The vaccine partners on Tuesday announced plans to kick-start the trial of the vaccine within weeks. It will enroll as many as 4,500 participants at more than 90 sites spanning the U.S., Finland, Poland and Spain.

In March, Moderna began testing its vaccine in younger children in the United States and Canada. Results are expected around the end of the summer then it would seek authorization by the Food and Drug Administration.

Expanding the vaccine to more populations promises to further reduce the spread of the pandemic that has already begun waning in Western countries where shots are used widely. More than 2.15 billion shots have been administered worldwide, according to Bloomberg’s vaccine tracker, including more than 300 million in the U.S.

Based on findings from an early-stage trial that evaluated safety, tolerability and the immune response prompted by the vaccine, the companies selected new doses for children. Those ages 5-11 will receive a 10-microgram dose — a third of the size given to those 12 years old and older. Children 6 months to 5 years old will be given 3 micrograms — a tenth of the amount given to adolescents and adults.

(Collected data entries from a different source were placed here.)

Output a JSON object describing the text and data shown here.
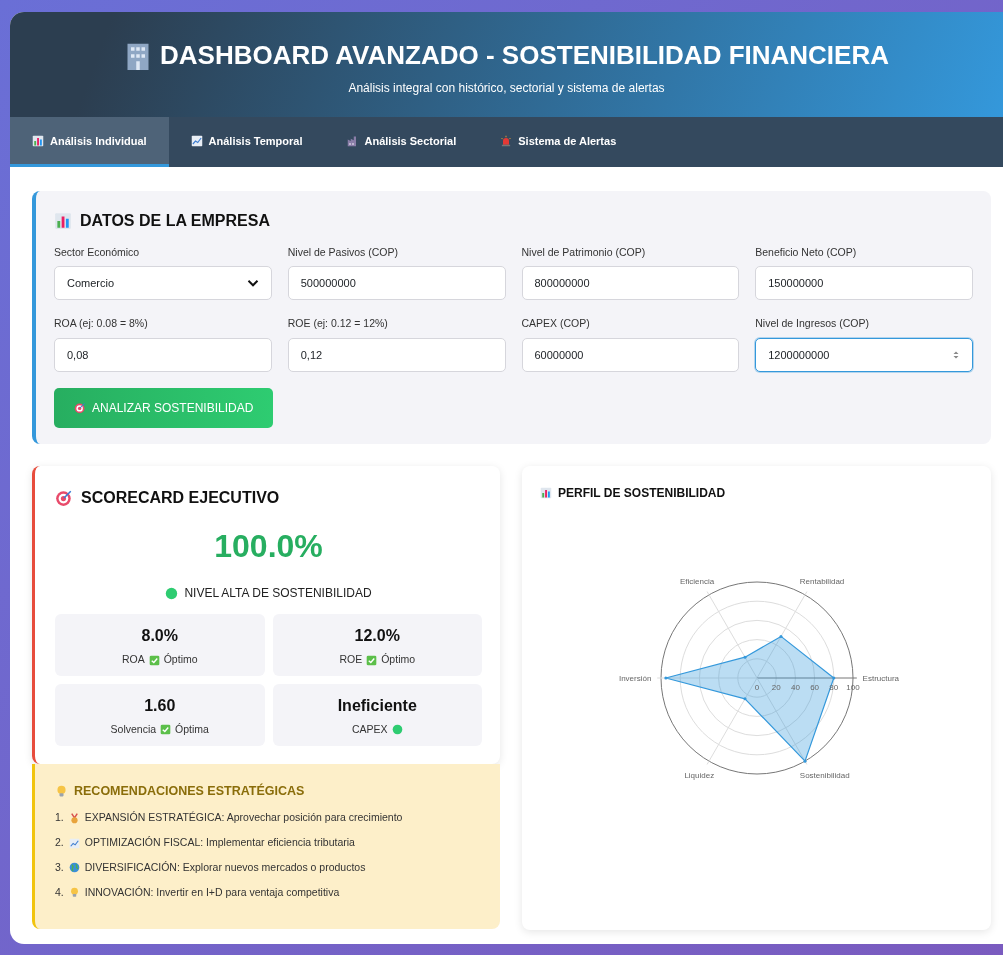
{
  "header": {
    "title": "DASHBOARD AVANZADO - SOSTENIBILIDAD FINANCIERA",
    "subtitle": "Análisis integral con histórico, sectorial y sistema de alertas"
  },
  "tabs": [
    {
      "label": "Análisis Individual",
      "selected": true,
      "kind": "bars"
    },
    {
      "label": "Análisis Temporal",
      "selected": false,
      "kind": "trend"
    },
    {
      "label": "Análisis Sectorial",
      "selected": false,
      "kind": "factory"
    },
    {
      "label": "Sistema de Alertas",
      "selected": false,
      "kind": "siren"
    }
  ],
  "form": {
    "title": "DATOS DE LA EMPRESA",
    "fields": [
      {
        "label": "Sector Económico",
        "kind": "select",
        "value": "Comercio",
        "focused": false
      },
      {
        "label": "Nivel de Pasivos (COP)",
        "kind": "text",
        "value": "500000000",
        "focused": false
      },
      {
        "label": "Nivel de Patrimonio (COP)",
        "kind": "text",
        "value": "800000000",
        "focused": false
      },
      {
        "label": "Beneficio Neto (COP)",
        "kind": "text",
        "value": "150000000",
        "focused": false
      },
      {
        "label": "ROA (ej: 0.08 = 8%)",
        "kind": "text",
        "value": "0,08",
        "focused": false
      },
      {
        "label": "ROE (ej: 0.12 = 12%)",
        "kind": "text",
        "value": "0,12",
        "focused": false
      },
      {
        "label": "CAPEX (COP)",
        "kind": "text",
        "value": "60000000",
        "focused": false
      },
      {
        "label": "Nivel de Ingresos (COP)",
        "kind": "number",
        "value": "1200000000",
        "focused": true
      }
    ],
    "button": "ANALIZAR SOSTENIBILIDAD"
  },
  "scorecard": {
    "title": "SCORECARD EJECUTIVO",
    "score": "100.0%",
    "level": "NIVEL ALTA DE SOSTENIBILIDAD",
    "metrics": [
      {
        "value": "8.0%",
        "label": "ROA",
        "kind": "check",
        "status": "Óptimo"
      },
      {
        "value": "12.0%",
        "label": "ROE",
        "kind": "check",
        "status": "Óptimo"
      },
      {
        "value": "1.60",
        "label": "Solvencia",
        "kind": "check",
        "status": "Óptima"
      },
      {
        "value": "Ineficiente",
        "label": "CAPEX",
        "kind": "dot",
        "color": "#2ecc71"
      }
    ]
  },
  "recommendations": {
    "title": "RECOMENDACIONES ESTRATÉGICAS",
    "items": [
      {
        "number": "1.",
        "kind": "medal",
        "text": "EXPANSIÓN ESTRATÉGICA: Aprovechar posición para crecimiento"
      },
      {
        "number": "2.",
        "kind": "chart",
        "text": "OPTIMIZACIÓN FISCAL: Implementar eficiencia tributaria"
      },
      {
        "number": "3.",
        "kind": "globe",
        "text": "DIVERSIFICACIÓN: Explorar nuevos mercados o productos"
      },
      {
        "number": "4.",
        "kind": "bulb",
        "text": "INNOVACIÓN: Invertir en I+D para ventaja competitiva"
      }
    ]
  },
  "profile": {
    "title": "PERFIL DE SOSTENIBILIDAD",
    "chart_data": {
      "type": "radar",
      "categories": [
        "Rentabilidad",
        "Estructura",
        "Sostenibilidad",
        "Liquidez",
        "Inversión",
        "Eficiencia"
      ],
      "series": [
        {
          "color": "#3498db",
          "values": [
            50,
            80,
            100,
            25,
            95,
            25
          ]
        }
      ],
      "ylim": [
        0,
        100
      ],
      "yticks": [
        0,
        20,
        40,
        60,
        80,
        100
      ]
    }
  }
}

“Kids are not little adults,” said Michael Joseph Smith, a pediatric infectious disease specialist and the co-principal investigator of a Duke University-based trial site. “The younger you are, the more robust your immune system is and the more of a reaction you have, so essentially, you can get by with less antigen but get the same immune response without high fever or swollen arms.”

In an interview from the site in Durham, NC., Smith said parents shouldn’t be worried that the trials are moving too quickly.

“In the face of a public health pandemic, some of the red tape isn’t there as it used to be,” Smith said. “There’s nothing about the rollout of these vaccine trials that’s different from other vaccine trials.”

On May 11, the two-shot messenger RNA vaccine was cleared for use in those 12-15 in the U.S., paving the way for the mass vaccination of middle- and high-school students. That trial in more than 2,000 young teens found the vaccine was 100 percent effective against symptomatic disease.

As of Monday, 22 percent of U.S. children ages 12-15 years old had received their first dose of the Pfizer-BioNTech vaccine, according to the Centers for Disease Control and Prevention.

The study of those younger than 12 isn’t designed to determine efficacy, William Gruber, Pfizer’s senior vice president of clinical research and development, said in an interview in May. That’s because it will be difficult to accumulate sufficient symptomatic COVID-19 cases as the pandemic subsides in the U.S., and since many young children don’t show symptoms of infection.

Instead, Pfizer and BioNTech will see whether the vaccine produces an immune response, Gruber said. The approach has been used to validate other pediatric vaccines.

Gruber said he expects the drugmakers to report safety and immune response data on the vaccine in those aged 2-12 in September or October, paving the way for U.S. regulators to clear the shot for that group before the end of the year. For those 6 months to 2 years old, data is likely to become available in the first quarter of 2022, he said.